This article was originally posted in 2020 on the OpenSignals website, which is now defunct.
Looking back over 20 years of building application performance monitoring and management tooling, little has changed, though today’s tooling does collect more data from far more data sources. But effectiveness and efficiency have not improved; it could be argued that both have regressed. Why is observability so much like monitoring in 2000 when our first profiling tool, JDBInsight, was released?
Much of the change touted by product marketing departments relates to engineering efforts to keep tooling applicable in these new containers, cloud, and microservices environments. Vendors like IBM Instana, Dynatrace, AppDynamics, DataDog, and NewRelic spend much of their engineering budget simply maintaining instrumentation extensions for hundreds of platforms, products, projects, and programming languages. So when we say that not much has changed, we refer to the positioning of tooling on a progress map.

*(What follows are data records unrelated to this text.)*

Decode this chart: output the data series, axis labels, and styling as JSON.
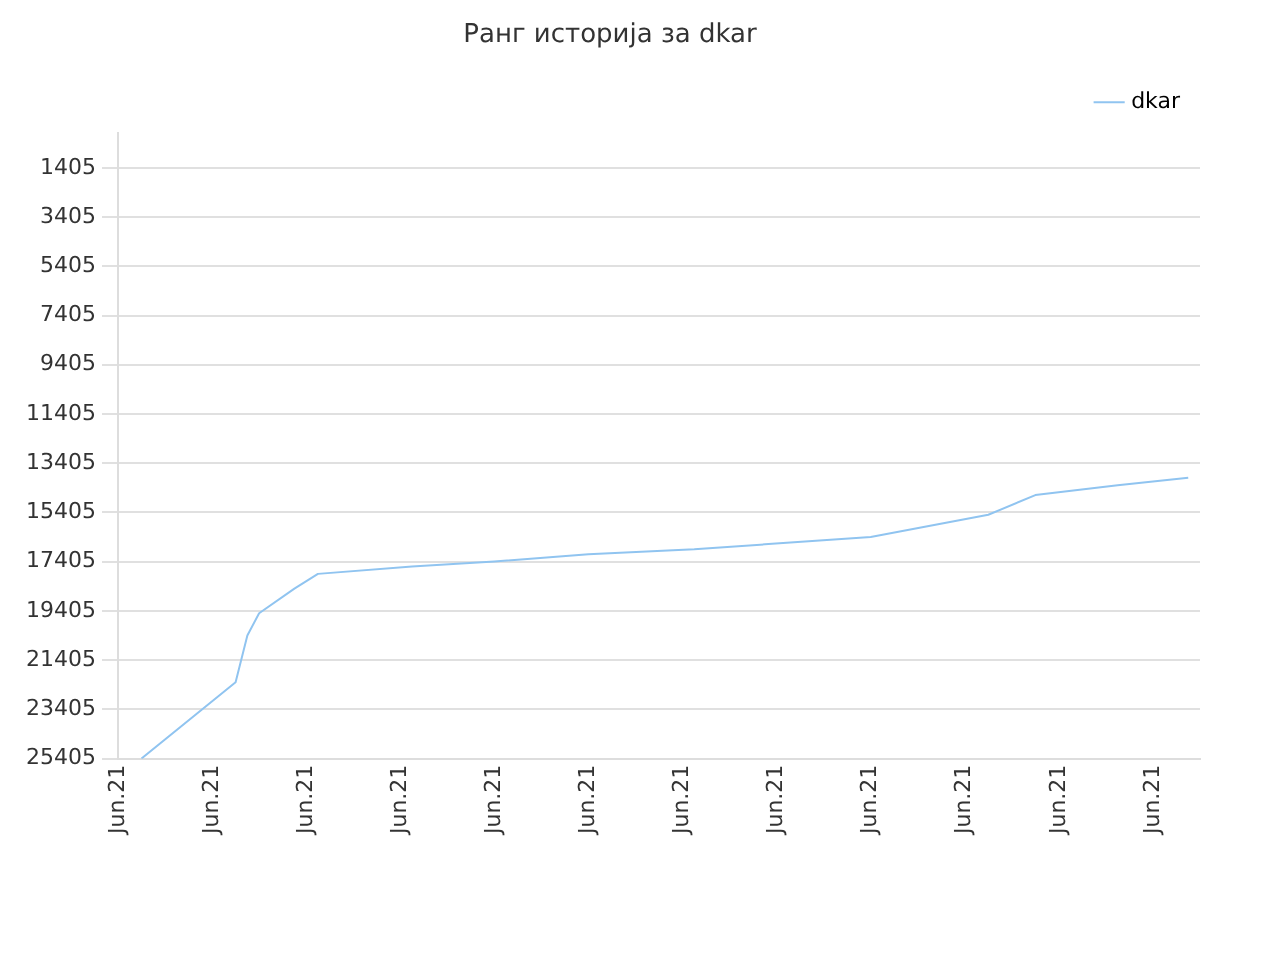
{
  "chart_data": {
    "type": "line",
    "title": "Ранг историја за dkar",
    "categories": [
      "Jun.21",
      null,
      null,
      null,
      null,
      null,
      null,
      null,
      "Jun.21",
      null,
      null,
      null,
      null,
      null,
      null,
      null,
      "Jun.21",
      null,
      null,
      null,
      null,
      null,
      null,
      null,
      "Jun.21",
      null,
      null,
      null,
      null,
      null,
      null,
      null,
      "Jun.21",
      null,
      null,
      null,
      null,
      null,
      null,
      null,
      "Jun.21",
      null,
      null,
      null,
      null,
      null,
      null,
      null,
      "Jun.21",
      null,
      null,
      null,
      null,
      null,
      null,
      null,
      "Jun.21",
      null,
      null,
      null,
      null,
      null,
      null,
      null,
      "Jun.21",
      null,
      null,
      null,
      null,
      null,
      null,
      null,
      "Jun.21",
      null,
      null,
      null,
      null,
      null,
      null,
      null,
      "Jun.21",
      null,
      null,
      null,
      null,
      null,
      null,
      null,
      "Jun.21",
      null,
      null,
      null,
      null
    ],
    "series": [
      {
        "name": "dkar",
        "color": "#90c4f0",
        "values": [
          null,
          null,
          25400,
          null,
          null,
          null,
          null,
          null,
          null,
          null,
          22300,
          20400,
          19500,
          null,
          null,
          18500,
          null,
          17900,
          null,
          null,
          null,
          null,
          null,
          null,
          null,
          17600,
          null,
          null,
          null,
          null,
          null,
          null,
          17400,
          null,
          null,
          null,
          null,
          null,
          null,
          null,
          17100,
          null,
          null,
          null,
          null,
          null,
          null,
          null,
          null,
          16900,
          null,
          null,
          null,
          null,
          null,
          16700,
          null,
          null,
          null,
          null,
          null,
          null,
          null,
          null,
          16400,
          null,
          null,
          null,
          null,
          null,
          null,
          null,
          null,
          null,
          15500,
          null,
          null,
          null,
          14700,
          null,
          null,
          null,
          null,
          null,
          null,
          14300,
          null,
          null,
          null,
          null,
          null,
          14000,
          null
        ]
      }
    ],
    "ylim": [
      25405,
      0
    ],
    "yticks": [
      1405,
      3405,
      5405,
      7405,
      9405,
      11405,
      13405,
      15405,
      17405,
      19405,
      21405,
      23405,
      25405
    ],
    "grid": true,
    "legend": "top right",
    "marker": "none",
    "line_style": "solid"
  }
}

All observability vendors seem stuck in quicksand, unable to deliver real breakthroughs to customers, with AIOps being a pipe dream.
Linking to Controllability
Cognition, control, and communication are still largely deferred and delegated to humans outside of tooling. Application performance monitoring vendors can keep talking up intelligence without ever having to deliver on what many outside the computing industry consider intelligence to be – (re)action appropriate to the context, stimulus, and goal setting. Natural human-like intelligence can never be delivered as a software service without, at minimum, the ability to link past and predicted observation to controllability – an intervention following awareness and reasoning of a situation. Today, it is next to impossible to automate the linking of observability to controllability because the shared communication model, internal and external to tooling and humans, does not exist. It can’t be found in the details.
Safer Steering with Signaling
Cognition and control will never emerge from data and details. Traces, metrics, and logs are too low-level and noisy to be used as an effective and efficient model for tracking, predicting, and learning from human and machine interventions within a system.
Irrespective, such yesteryear approaches are not sustainable. Ultimately, observability and controllability must be embedded directly within the application software. The imbuing of software with self-reflection and self-adaptability has not occurred because observability instrumentation rarely considers the need for local decision-making and steering through control valves or other similar control theory technologies and techniques. Instead of thinking about data, pipelines, and sinks, engineers need to refocus on the significance of signals and how they should be scored in inferring status; otherwise, the next 20 years will be much the same.